While the authors do not think that this bugle was designed for serial production, it is not exactly a prototype either. (Bach clearly stamped prototypes so they could be identified.) This bugle is more likely a one-of-a-kind item made at the request of a customer. It is historically important in that it features components used on late Bach bugles, e.g., the bell and mouthpiece receiver. It shows that Bach continued to give some thought to bugle design although he did not quite know how to penetrate the bugle market.
Bach did make some more bugles, and they were important ones. They were made for the U.S. Army and will be discussed in Part Two of this article.

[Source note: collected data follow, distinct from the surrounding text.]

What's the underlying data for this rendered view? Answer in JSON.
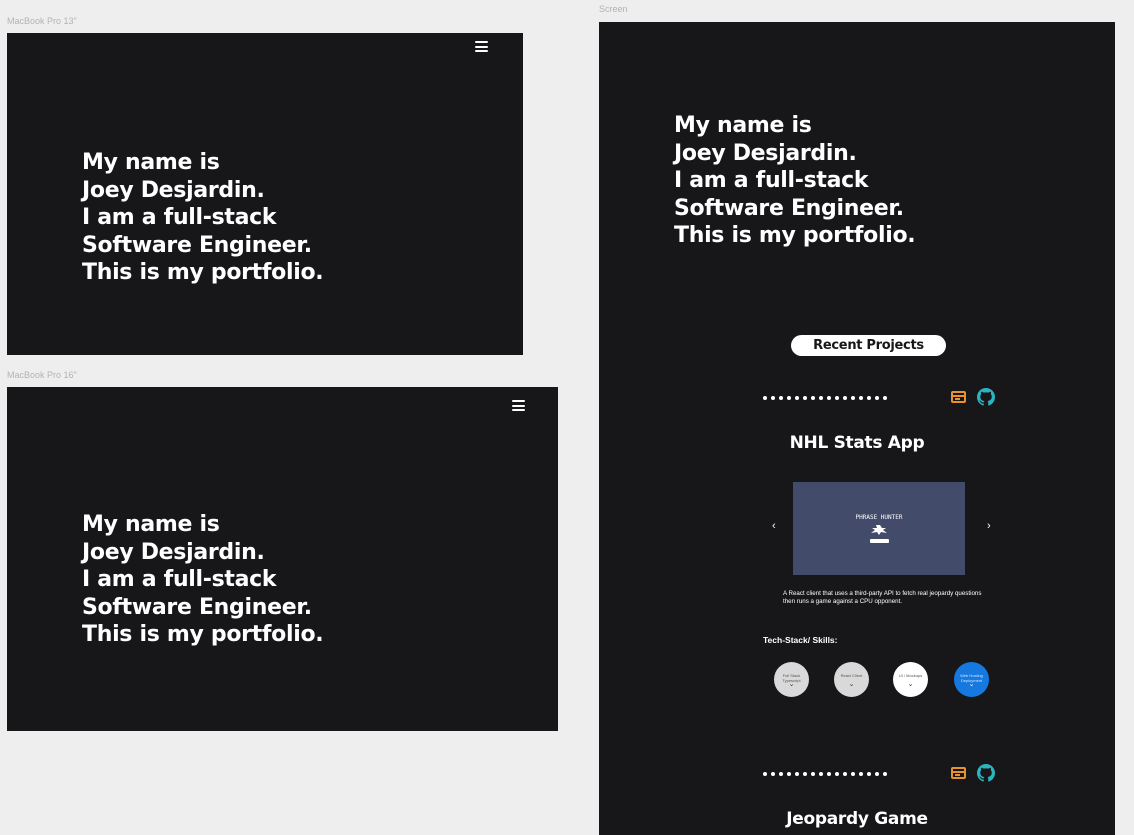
{
  "frames": {
    "macbook13": {
      "label": "MacBook Pro 13\""
    },
    "macbook16": {
      "label": "MacBook Pro 16\""
    },
    "screen": {
      "label": "Screen"
    }
  },
  "hero_lines": [
    "My name is",
    "Joey Desjardin.",
    "I am a full-stack",
    "Software Engineer.",
    "This is my portfolio."
  ],
  "recent_projects_label": "Recent Projects",
  "projects": [
    {
      "title": "NHL Stats App",
      "screenshot_title": "PHRASE HUNTER",
      "description": "A React client that uses a third-party API to  fetch real jeopardy questions then runs a game against a CPU opponent.",
      "prev_arrow": "‹",
      "next_arrow": "›",
      "skills_label": "Tech-Stack/ Skills:",
      "skills": [
        {
          "label": "Full Stack Typescript",
          "color": "#d9d9d9"
        },
        {
          "label": "React Client",
          "color": "#d9d9d9"
        },
        {
          "label": "UI / Mockups",
          "color": "#ffffff"
        },
        {
          "label": "Web Hosting Deployment",
          "color": "#1679e0"
        }
      ]
    },
    {
      "title": "Jeopardy Game"
    }
  ],
  "icons": {
    "menu": "hamburger-icon",
    "live_site": "browser-window-icon",
    "repo": "github-icon",
    "skill_expand": "chevron-down-icon"
  },
  "colors": {
    "background": "#eeeeee",
    "frame": "#17171a",
    "accent_orange": "#e8922e",
    "accent_teal": "#2bb5c0",
    "image_bg": "#434b6b",
    "skill_blue": "#1679e0"
  }
}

Over the past few years, the authors had the privilege of meeting and communicating with Hans Vincent Bach (Hans Bach’s son and Vincent Bach’s nephew) and members of Hans’ family. Their insights and loans of instruments have been invaluable. Not only have the authors been able to examine some of Bach’s more interesting instruments such as the bugles featured in this article, but they also have been privileged to hear stories about “Uncle Vincent” and his relationship to his family. Uncle Vincent was the head of the American branch of the Bach family, and he took his role seriously. Making sure that his daughter and each of his great nieces and nephews had Bach instruments to play was just part of his assumed duties. All of the children got bugles. When some of the boys wanted to play trumpet, they got trumpets too, but they had to turn in their bugles to Uncle Vincent.
The authors got significant help in preparing this article from MSGT Jari Villaneuva, United States Air Force Band. Jari is quite likely the foremost authority in the country on ceremonial bugles and their use. He owns an extensive collection of bugles and bugle-related memorabilia. He provided many hours of consultation to the authors, often by providing examples from his collection. If the authors made historical mistakes in this article, it was not from a lack of effort on Jari’s part.

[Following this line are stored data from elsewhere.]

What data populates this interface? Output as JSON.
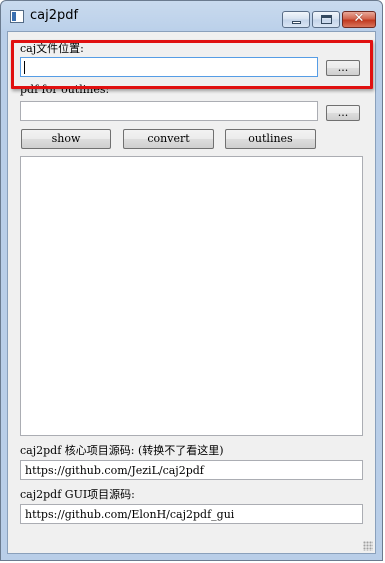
{
  "window": {
    "title": "caj2pdf"
  },
  "caj_section": {
    "label": "caj文件位置:",
    "value": "",
    "browse_label": "..."
  },
  "pdf_section": {
    "label": "pdf for outlines:",
    "value": "",
    "browse_label": "..."
  },
  "actions": {
    "show_label": "show",
    "convert_label": "convert",
    "outlines_label": "outlines"
  },
  "output": {
    "text": ""
  },
  "links": {
    "core_label": "caj2pdf 核心项目源码: (转换不了看这里)",
    "core_url": "https://github.com/JeziL/caj2pdf",
    "gui_label": "caj2pdf GUI项目源码:",
    "gui_url": "https://github.com/ElonH/caj2pdf_gui"
  },
  "annotation": {
    "highlight_color": "#e01010"
  }
}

The authors greatly benefited from conversations with Dr. Raphael Osheroff, one of the authors of Reference 3. Ray is among the foremost authorities on the American drum and bugle corps movement. Before talking to Ray, the authors had little idea about the extent of this movement and its importance.

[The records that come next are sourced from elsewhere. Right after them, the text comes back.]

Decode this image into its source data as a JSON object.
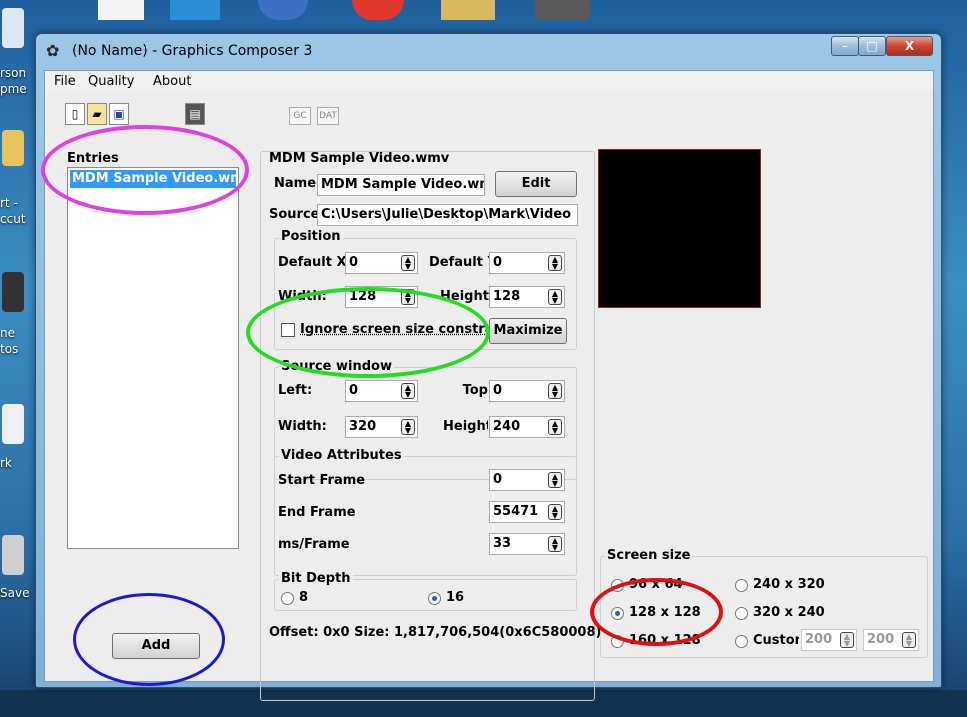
{
  "window": {
    "title": "(No Name) - Graphics Composer 3",
    "controls": {
      "minimize": "–",
      "maximize": "□",
      "close": "X"
    }
  },
  "desktop": {
    "labels": [
      "rson",
      "pme",
      "rt -",
      "ccut",
      "ne",
      "tos",
      "rk",
      "Save"
    ]
  },
  "menu": {
    "file": "File",
    "quality": "Quality",
    "about": "About"
  },
  "toolbar": {
    "gc": "GC",
    "dat": "DAT"
  },
  "entries": {
    "label": "Entries",
    "items": [
      "MDM Sample Video.wmv"
    ],
    "add_label": "Add"
  },
  "details": {
    "heading": "MDM Sample Video.wmv",
    "name_label": "Name",
    "name_value": "MDM Sample Video.wn",
    "edit_label": "Edit",
    "source_label": "Source",
    "source_value": "C:\\Users\\Julie\\Desktop\\Mark\\Video",
    "position": {
      "title": "Position",
      "default_x_label": "Default X:",
      "default_x": "0",
      "default_y_label": "Default Y",
      "default_y": "0",
      "width_label": "Width:",
      "width": "128",
      "height_label": "Height",
      "height": "128",
      "ignore_label": "Ignore screen size constra",
      "maximize_label": "Maximize"
    },
    "source_window": {
      "title": "Source window",
      "left_label": "Left:",
      "left": "0",
      "top_label": "Top",
      "top": "0",
      "width_label": "Width:",
      "width": "320",
      "height_label": "Height",
      "height": "240"
    },
    "video": {
      "title": "Video Attributes",
      "start_label": "Start Frame",
      "start": "0",
      "end_label": "End Frame",
      "end": "55471",
      "ms_label": "ms/Frame",
      "ms": "33"
    },
    "bit_depth": {
      "title": "Bit Depth",
      "opt8": "8",
      "opt16": "16",
      "selected": "16"
    },
    "footer": "Offset: 0x0  Size: 1,817,706,504(0x6C580008)"
  },
  "screen_size": {
    "title": "Screen size",
    "options": [
      "96 x 64",
      "240 x 320",
      "128 x 128",
      "320 x 240",
      "160 x 128",
      "Custom"
    ],
    "selected": "128 x 128",
    "custom_w": "200",
    "custom_h": "200"
  },
  "annotation_colors": {
    "magenta": "#e040e0",
    "green": "#22dd22",
    "blue": "#1a1ad0",
    "red": "#e01010"
  }
}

Michael Corrigan, the owner of Apollo bugle #355, graciously loaned his bugle to the authors so it could be compared to the bugles featured in this article. His bugle provided significant insights into the construction of the Apollo bugles. Michael owns a brass repair company located in Kansas City, Kansas.
In addition, this paper was written through significant support from Conn-Selmer, Inc. of Elkhart, Indiana. Access to their data was essential to understanding Bach’s bugles. The most notable information came from a special folder Bach kept on his bugle designs. The folder had been missing since the Selmer Company moved Bach manufacturing to Elkhart Indiana in 1964. Through some miracle, the folder survived. During a search for it with one of the authors, Mr. Tedd Waggoner, Conn-Selmer’s Marketing Manager of Brass Winds, found it in an obscure file cabinet. The authors were allowed complete access to the material contained in it.